La « mode éthique » pourrait être aussi au service des femmes en Afrique en les sortants de la pauvreté. « La mode peut avoir une démarche responsable (…) Cela permet aussi de faire affaires avec des gens qui seront payés plus dignement », explique Simone Cipriani, une des couturières intervenantes à la conférence.
L’initiative de la CIT doit absolument se faire connaître pour être efficace et créer des emplois en Afrique ainsi qu’en Haïti, et continuer à collaborer avec les grandes figures de la mode telles que Stella McCartney, Vivienne Westwood et Chan Luu.
Depuis ses débuts en 2007, quelques 7000 emplois ont été crées, et ces nouvelles activités ont généré 90% des bénéfices de l’organisation, selon une étude de la CIT.
Chan Luu notamment a lancé une ligne de bijoux de mode, des bracelets perlés, qui est produite par des artisans d’Haïti et du Kenya. La styliste insiste sur le pouvoir qu’elle a de redonner une chance à toutes ces femmes : « Ensemble on peut faire beaucoup de choses (…) Je pourrais leur fournir formation et infrastructures. Et en échange, ces femmes peuvent m’offrir leur talent et leur esprit créatif ».

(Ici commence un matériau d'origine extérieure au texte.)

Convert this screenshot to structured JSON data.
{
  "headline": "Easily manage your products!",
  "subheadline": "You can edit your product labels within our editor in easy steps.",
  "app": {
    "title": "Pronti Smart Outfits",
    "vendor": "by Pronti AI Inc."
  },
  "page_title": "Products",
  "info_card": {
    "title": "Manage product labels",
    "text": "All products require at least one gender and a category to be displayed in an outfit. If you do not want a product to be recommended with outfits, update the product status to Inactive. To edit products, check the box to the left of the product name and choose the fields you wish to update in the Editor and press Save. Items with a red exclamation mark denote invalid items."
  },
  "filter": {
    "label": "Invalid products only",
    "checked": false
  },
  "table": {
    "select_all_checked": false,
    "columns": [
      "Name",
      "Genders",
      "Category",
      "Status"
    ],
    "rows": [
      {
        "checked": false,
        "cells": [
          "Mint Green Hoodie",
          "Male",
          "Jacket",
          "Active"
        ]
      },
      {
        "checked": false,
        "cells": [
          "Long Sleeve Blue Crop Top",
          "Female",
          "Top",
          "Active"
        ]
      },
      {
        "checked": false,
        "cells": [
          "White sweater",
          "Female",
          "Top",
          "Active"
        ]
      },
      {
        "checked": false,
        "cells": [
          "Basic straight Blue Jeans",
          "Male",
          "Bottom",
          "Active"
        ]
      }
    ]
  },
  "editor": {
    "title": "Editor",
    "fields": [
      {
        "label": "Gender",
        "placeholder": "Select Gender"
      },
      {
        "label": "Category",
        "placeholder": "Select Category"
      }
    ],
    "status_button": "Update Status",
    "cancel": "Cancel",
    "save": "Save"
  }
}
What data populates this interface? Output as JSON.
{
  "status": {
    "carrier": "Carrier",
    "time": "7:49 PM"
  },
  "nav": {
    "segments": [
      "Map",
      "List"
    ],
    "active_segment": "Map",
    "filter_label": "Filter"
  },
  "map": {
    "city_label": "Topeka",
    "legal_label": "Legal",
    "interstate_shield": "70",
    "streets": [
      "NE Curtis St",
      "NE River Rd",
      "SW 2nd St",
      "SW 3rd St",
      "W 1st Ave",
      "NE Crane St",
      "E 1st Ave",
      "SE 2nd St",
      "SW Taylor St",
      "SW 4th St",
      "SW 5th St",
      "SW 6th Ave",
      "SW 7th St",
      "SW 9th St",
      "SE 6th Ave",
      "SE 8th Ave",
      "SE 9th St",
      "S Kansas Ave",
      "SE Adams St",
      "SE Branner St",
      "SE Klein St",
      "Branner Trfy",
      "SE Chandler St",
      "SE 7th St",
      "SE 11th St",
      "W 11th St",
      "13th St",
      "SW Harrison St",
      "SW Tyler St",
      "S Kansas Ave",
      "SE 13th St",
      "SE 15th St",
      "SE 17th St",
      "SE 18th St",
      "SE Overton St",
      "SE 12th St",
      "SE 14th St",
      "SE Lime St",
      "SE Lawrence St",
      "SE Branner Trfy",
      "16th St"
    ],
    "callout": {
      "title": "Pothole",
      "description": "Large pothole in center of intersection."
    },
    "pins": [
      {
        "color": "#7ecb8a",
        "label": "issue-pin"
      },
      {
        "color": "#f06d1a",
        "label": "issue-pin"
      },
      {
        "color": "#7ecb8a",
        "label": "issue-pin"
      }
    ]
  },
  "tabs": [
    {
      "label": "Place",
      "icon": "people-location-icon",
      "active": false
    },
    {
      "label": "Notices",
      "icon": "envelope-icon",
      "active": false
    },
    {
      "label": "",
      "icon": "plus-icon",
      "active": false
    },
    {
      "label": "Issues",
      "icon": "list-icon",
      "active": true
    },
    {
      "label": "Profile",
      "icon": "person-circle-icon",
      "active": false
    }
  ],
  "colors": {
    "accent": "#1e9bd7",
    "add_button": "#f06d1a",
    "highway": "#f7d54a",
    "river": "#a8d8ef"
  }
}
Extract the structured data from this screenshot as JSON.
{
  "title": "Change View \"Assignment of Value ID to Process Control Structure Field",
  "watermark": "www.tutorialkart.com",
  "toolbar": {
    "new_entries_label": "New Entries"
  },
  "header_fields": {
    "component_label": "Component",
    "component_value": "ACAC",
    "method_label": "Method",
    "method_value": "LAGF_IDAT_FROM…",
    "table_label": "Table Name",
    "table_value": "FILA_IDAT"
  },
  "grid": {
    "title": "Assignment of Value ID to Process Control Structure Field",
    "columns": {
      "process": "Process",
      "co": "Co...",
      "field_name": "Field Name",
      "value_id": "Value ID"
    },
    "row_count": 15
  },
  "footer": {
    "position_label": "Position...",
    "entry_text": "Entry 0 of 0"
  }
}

Ce n’est pas le premier mouvement a influencé le secteur de la mode au Japon, surtout depuis la catastrophe nucléaire. Les consommateurs sont davantage conscients de leur pouvoir sur ce qu’ils achètent. Désormais les consommateurs veulent savoir comment les articles sont produits et par qui.
Cette aventure est avant tout une histoire humaine de partage, même le consommateur est demandeur de cette symbolique : « Le désastre a fait réaliser aux consommateurs qu’il était important de partager certaines valeurs avec les gens qui sont impliqués », confit Izumi Miyachi, rédactrice chez Yomiuri Shimbun.
L’initiative a été largement remarquée puisque même le grand distributeur United Arrows les a rejoint, et vend les sacs faits main au Kenya depuis avril.